A challenge is that biological modes of evolution do not apply to biospheres. We do not yet fully understand what evolution is doing at the planetary scale. We do know that the history of individual organisms within the biosphere has gone from the simple to the more complex (though not the case along every lineage). Prokaryotes are “simple” — mostly single-celled life with no internal organelles within them. “Complex” life evolved as cells became more structured, with components inside and out, allowing multicellular life and tissues with specific functions.
Individual multicellular systems then formed societies. In human societies, we went on to evolve language. As the evolutionary biologists Eörs Szathmáry and John Maynard Smith have pointed out, each of these major evolutionary transitions has been associated with new modes of information transfer and storage. The multisocietal aggregates that have only very recently emerged on this planet are made possible through the interaction of linguistic societies.
A natural extension of this evolutionary history is to recognize how “thinking” technologies may represent the next major transition in the planetary evolution of life on Earth. It is what we might expect as societies scale up and become more complex, just as life simpler than us has done in the past. The functional capabilities of a society have their deepest roots in ancient life, a lineage of information that propagates through physical materials. Just as a cell might evolve along a specific lineage into a multicellular structure (something that’s not inevitable but has happened independently on Earth at least 25 times), the emergence of artificial intelligences and planetary-scale data and computation can be seen as an evolutionary progression — a biosphere becoming a technosphere.
One example of planetary-scale computation is global monitoring of planetary health, if the data can be used to adaptively respond. Another example is large language models because they require the global integration of massive amounts of language data for their training.
The Gaia hypothesis was intended to conceptualize how life has established feedback loops with the planet that allow it to maintain itself over time. It did not address the hierarchy of complexity that life evolves over time — that is, the major transitions of life recurring across scales, from molecular to cellular, to multicellular to societal, to multisocietal to planetary.
If life is truly a planetary phenomenon, we should expect to see the same features recurring across time at new levels of organization as they gradually scale up to the planetary. What is emerging now on Earth is planetary-scale, multisocietal life with a new brain-like functionality capable of integrating many of the technologies we have been constructing as a species over millennia. It is hard for us to see this because it is ahead of us in evolutionary time, not behind us, and therefore is a structure much larger in time than we are. Furthermore, it is hard to see because we are accustomed to viewing life on the scale of a human lifespan, not in terms of the trajectory of a planet.

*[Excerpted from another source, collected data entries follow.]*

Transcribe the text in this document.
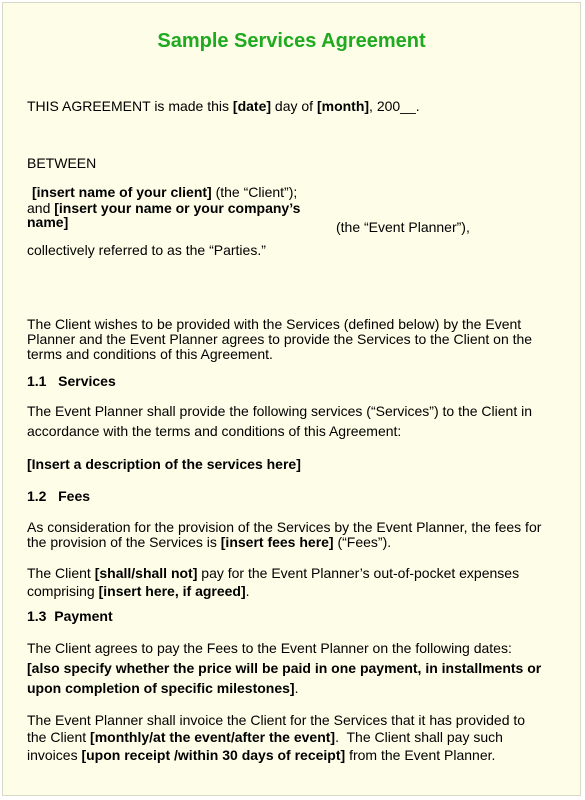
Sample Services Agreement
THIS AGREEMENT is made this [date] day of [month], 200__.
BETWEEN
[insert name of your client] (the “Client”);
and [insert your name or your company’s
name]	(the “Event Planner”),
collectively referred to as the “Parties.”
The Client wishes to be provided with the Services (defined below) by the Event
Planner and the Event Planner agrees to provide the Services to the Client on the
terms and conditions of this Agreement.
1.1   Services
The Event Planner shall provide the following services (“Services”) to the Client in
accordance with the terms and conditions of this Agreement:
[Insert a description of the services here]
1.2   Fees
As consideration for the provision of the Services by the Event Planner, the fees for
the provision of the Services is [insert fees here] (“Fees”).
The Client [shall/shall not] pay for the Event Planner’s out-of-pocket expenses
comprising [insert here, if agreed].
1.3  Payment
The Client agrees to pay the Fees to the Event Planner on the following dates:
[also specify whether the price will be paid in one payment, in installments or
upon completion of specific milestones].
The Event Planner shall invoice the Client for the Services that it has provided to
the Client [monthly/at the event/after the event].  The Client shall pay such
invoices [upon receipt /within 30 days of receipt] from the Event Planner.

Life on this planet is very deeply embedded in time, and we as individuals are temporary instances of bundles of informational lineages. We are deeply human (going back 3.8 billion years to get here), and this is a critically important moment in the history of our planet but it is not the pinnacle of evolution. What our planet can generate may just be getting started. In all likelihood, we are already a few rungs down in the hierarchy of informational systems that might be considered “alive” on this planet right now.
We are 3.8-billion-year-old lineages of information structuring matter on our planet. We need to recognize our world teems with life and also that life is what we are evolving into. It is only when we understand ourselves in this context that we have any hope of recognizing whatever life, currently unimagined and evolving along radically different lineages, might exist, or we might generate to co-evolve with us.